Je causais récemment avec le médecin d'un jeune malade atteint de la poitrine : « Voyez-vous, me disait le docteur, je puis bien par mes remèdes vaincre quelques manifestations du mal, du moins les atténuer. J'apaise par des calmants les accès de toux ; j'arrête les hémorragies j'ai mes moyens contre l'oppression. Mais qu'est-ce que tout cela ? La maladie n'en est pas moins mortelle. Pour que le jeune homme vécût, il faudrait que je pusse lui donner de nouveaux poumons. » Ce médecin tenait un langage qu'on entend souvent, qui me suggéra de nombreuses réflexions. Les éducateurs humains, me dis-je, arrêtent, atténuent également les manifestations de cette maladie qui s'appelle le péché. Le coeur humain n'en reste pas moins malade, souffrant d'une maladie mortelle qu'aucun homme, aucun remède, aucun onguent ne peut guérir. Dieu seul guérit les âmes comme les corps. Et il veut guérir les âmes qui croient en lui. Une fois délivrées, elles accompliront naturellement les oeuvres de la santé ; elles se dévoueront, à l'imitation de Christ ; elles revêtiront sa force en attendant de revêtir sa gloire.

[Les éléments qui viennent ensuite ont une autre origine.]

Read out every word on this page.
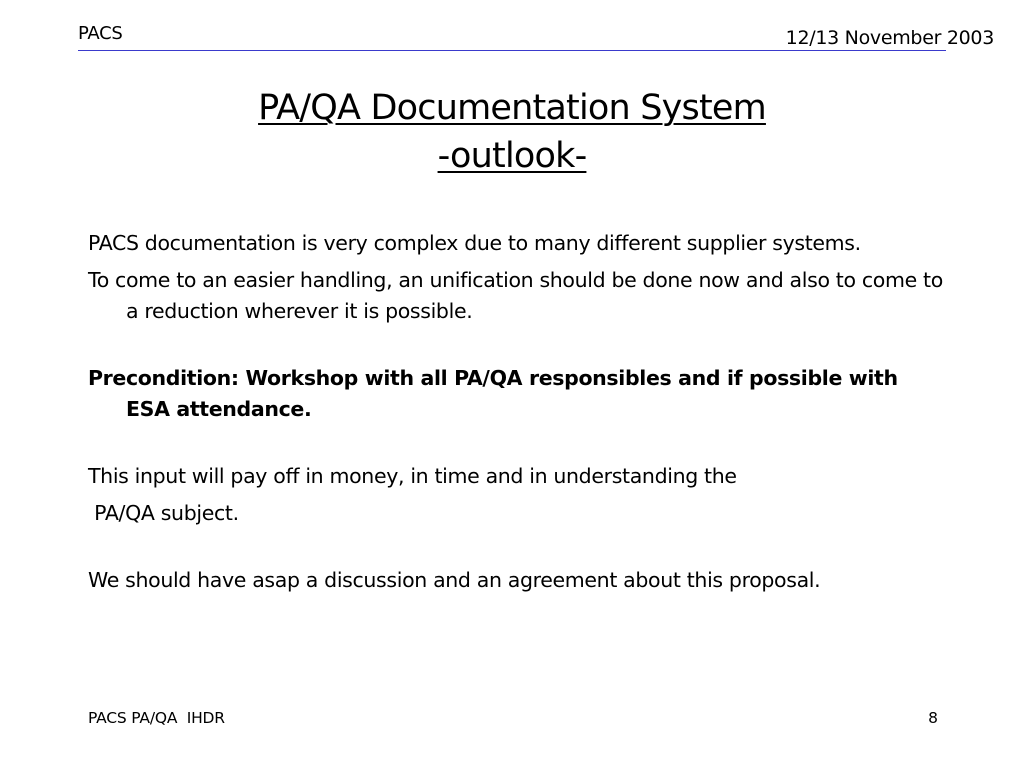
PACS	12/13 November 2003
PA/QA Documentation System
-outlook-

PACS documentation is very complex due to many different supplier systems.

To come to an easier handling, an unification should be done now and also to come to a reduction wherever it is possible.

Precondition: Workshop with all PA/QA responsibles and if possible with ESA attendance.

This input will pay off in money, in time and in understanding the

PA/QA subject.

We should have asap a discussion and an agreement about this proposal.

PACS PA/QA  IHDR	8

Abram se rendit-il compte du don que lui faisait Dieu, du fait que sa foi lui était imputée à justice ? C'est douteux. Un voile couvrait encore à ses yeux l'oeuvre divine ; il n'est tombé qu'avec l'accomplissement de l'Évangile. Je suppose pourtant que Dieu aura laissé pressentir en quelque mesure à son serviteur la grâce insigne qui lui était faite. Celle-ci aura élevé le patriarche d'un degré nouveau dans sa vie spirituelle. La victoire remportée par Abram sur son doute l'aura conduit à une nouvelle communion avec Dieu, dont jusqu'alors il n'avait aucun pressentiment. Et nous, chrétiens, enfants de la foi qui passons par le trouble, par de très profondes angoisses, qui sommes parfois assaillis par les orages du doute, c'est par tout cela aussi que nous entrons dans une indissoluble communion avec le Seigneur. La justification par la foi, cette approbation divine infiniment supérieure aux sympathies du monde, nous est donnée avec cette communion. Bien plus, nous trouvons en même temps dans celle-ci une réponse à nos malheureux : « Pourquoi ? pourquoi Seigneur ? » si souvent posés à Dieu, au milieu des orages de la vie. Aussi entend-on des serviteurs de Dieu durement éprouvés, - et c'est là leur précieux lot sur cette terre, - déjà chanter de joie au milieu de l'adversité.